交差させた腕を振りぬき、魔力剣をそれぞれの魔力球体へと叩き付ける。直接叩き付けるだけでは先ほどの二の舞だっただろう。だが、今は四枚の障壁の先でこれを叩き付ける。

「守るんだぁぁぁっ!!!!」

薙斗とレキナの声が、重なる。それと同時に、二人を閃光が包み込む。薙斗が叩き付けていた二対の魔力球体は、魔力剣に弾かれて壁へと激突する。

 それは、先日の輪倉やリゼルタとの戦いの比ではない。「守りたい」という祈りや願いを超えて、強くあり続ける「守る」という絶対的な意志。二人の意志は、一つの同一意志となって、その姿を変化させていく。

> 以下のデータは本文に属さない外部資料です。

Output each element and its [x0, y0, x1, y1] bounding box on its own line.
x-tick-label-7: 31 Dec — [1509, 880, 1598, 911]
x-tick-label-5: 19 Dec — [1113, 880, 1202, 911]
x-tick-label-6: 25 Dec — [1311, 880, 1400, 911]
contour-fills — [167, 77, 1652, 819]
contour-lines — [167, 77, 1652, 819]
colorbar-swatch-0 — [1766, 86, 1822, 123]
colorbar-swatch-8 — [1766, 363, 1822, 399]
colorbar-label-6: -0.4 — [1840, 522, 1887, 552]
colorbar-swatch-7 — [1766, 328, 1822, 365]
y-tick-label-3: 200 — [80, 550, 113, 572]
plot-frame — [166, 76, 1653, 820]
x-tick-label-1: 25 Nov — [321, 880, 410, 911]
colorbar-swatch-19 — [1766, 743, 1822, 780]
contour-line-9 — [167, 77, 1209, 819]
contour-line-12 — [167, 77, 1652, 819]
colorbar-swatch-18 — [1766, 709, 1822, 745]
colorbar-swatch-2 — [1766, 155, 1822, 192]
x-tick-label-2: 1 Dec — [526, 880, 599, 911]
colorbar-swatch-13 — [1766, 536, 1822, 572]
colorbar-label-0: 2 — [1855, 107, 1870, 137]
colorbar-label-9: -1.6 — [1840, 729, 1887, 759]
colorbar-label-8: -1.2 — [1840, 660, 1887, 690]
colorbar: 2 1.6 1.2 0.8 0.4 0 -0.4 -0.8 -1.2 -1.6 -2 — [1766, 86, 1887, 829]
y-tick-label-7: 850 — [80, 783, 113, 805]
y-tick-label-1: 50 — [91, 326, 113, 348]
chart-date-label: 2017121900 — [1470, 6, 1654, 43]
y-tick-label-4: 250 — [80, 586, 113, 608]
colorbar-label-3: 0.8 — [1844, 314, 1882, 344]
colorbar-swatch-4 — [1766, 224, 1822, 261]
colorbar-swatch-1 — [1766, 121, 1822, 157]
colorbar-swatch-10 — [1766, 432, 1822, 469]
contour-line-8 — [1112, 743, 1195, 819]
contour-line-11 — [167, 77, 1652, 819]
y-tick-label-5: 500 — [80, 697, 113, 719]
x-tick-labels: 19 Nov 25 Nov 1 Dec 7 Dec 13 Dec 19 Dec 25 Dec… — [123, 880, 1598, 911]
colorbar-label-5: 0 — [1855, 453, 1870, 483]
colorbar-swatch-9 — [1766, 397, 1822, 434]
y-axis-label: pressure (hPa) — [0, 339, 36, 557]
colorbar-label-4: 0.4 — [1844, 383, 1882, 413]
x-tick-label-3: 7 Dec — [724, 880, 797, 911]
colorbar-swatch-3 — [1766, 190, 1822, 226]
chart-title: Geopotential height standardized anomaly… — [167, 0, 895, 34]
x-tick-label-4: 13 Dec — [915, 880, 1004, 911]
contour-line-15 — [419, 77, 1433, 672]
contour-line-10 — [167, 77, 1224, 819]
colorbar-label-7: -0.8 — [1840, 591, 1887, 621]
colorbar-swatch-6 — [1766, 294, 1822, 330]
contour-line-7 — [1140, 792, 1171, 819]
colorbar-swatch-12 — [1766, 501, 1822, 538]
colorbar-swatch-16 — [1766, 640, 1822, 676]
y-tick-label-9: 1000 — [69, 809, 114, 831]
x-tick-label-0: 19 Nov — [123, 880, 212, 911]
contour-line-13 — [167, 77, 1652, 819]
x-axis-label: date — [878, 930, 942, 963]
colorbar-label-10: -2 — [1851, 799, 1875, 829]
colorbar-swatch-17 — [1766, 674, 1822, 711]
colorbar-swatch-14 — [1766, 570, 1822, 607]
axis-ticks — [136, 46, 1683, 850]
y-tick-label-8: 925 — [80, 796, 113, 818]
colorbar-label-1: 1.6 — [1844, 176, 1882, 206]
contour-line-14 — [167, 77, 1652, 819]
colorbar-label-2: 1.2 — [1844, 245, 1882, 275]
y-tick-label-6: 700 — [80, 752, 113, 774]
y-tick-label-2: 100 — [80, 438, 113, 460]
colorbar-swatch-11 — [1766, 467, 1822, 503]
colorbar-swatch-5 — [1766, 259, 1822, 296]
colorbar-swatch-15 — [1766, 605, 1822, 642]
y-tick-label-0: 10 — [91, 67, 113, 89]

 しばらくの閃光が止んだ先、閃光の中心にいた薙斗とレキナはその姿を変化させていた。顔立ちや背丈こそ、薙斗のそれであるが、全身に纏う雷はレキナのものだった。髪色はレキナの持つ金髪へと変化していた。そこには、狭霧薙斗とレキナが一つの個体として生まれた姿があった。その姿は、まさしくインフェクション実験の本来あるべき成功例。両者の肉体、両者の意志が一つの個体の中で共存し、共生している。

「まさか……ただの召喚士とフェアリーが、そんな真似を……!」

「別におかしい話なんかじゃない」

薙斗の声が響く。

「私達は、同じ方向を向いて歩いているんだから!!」

薙斗は、レキナは、狼狽えるフェアリアにきっぱりと言い放つと、勢いよく地面を蹴って飛び出した。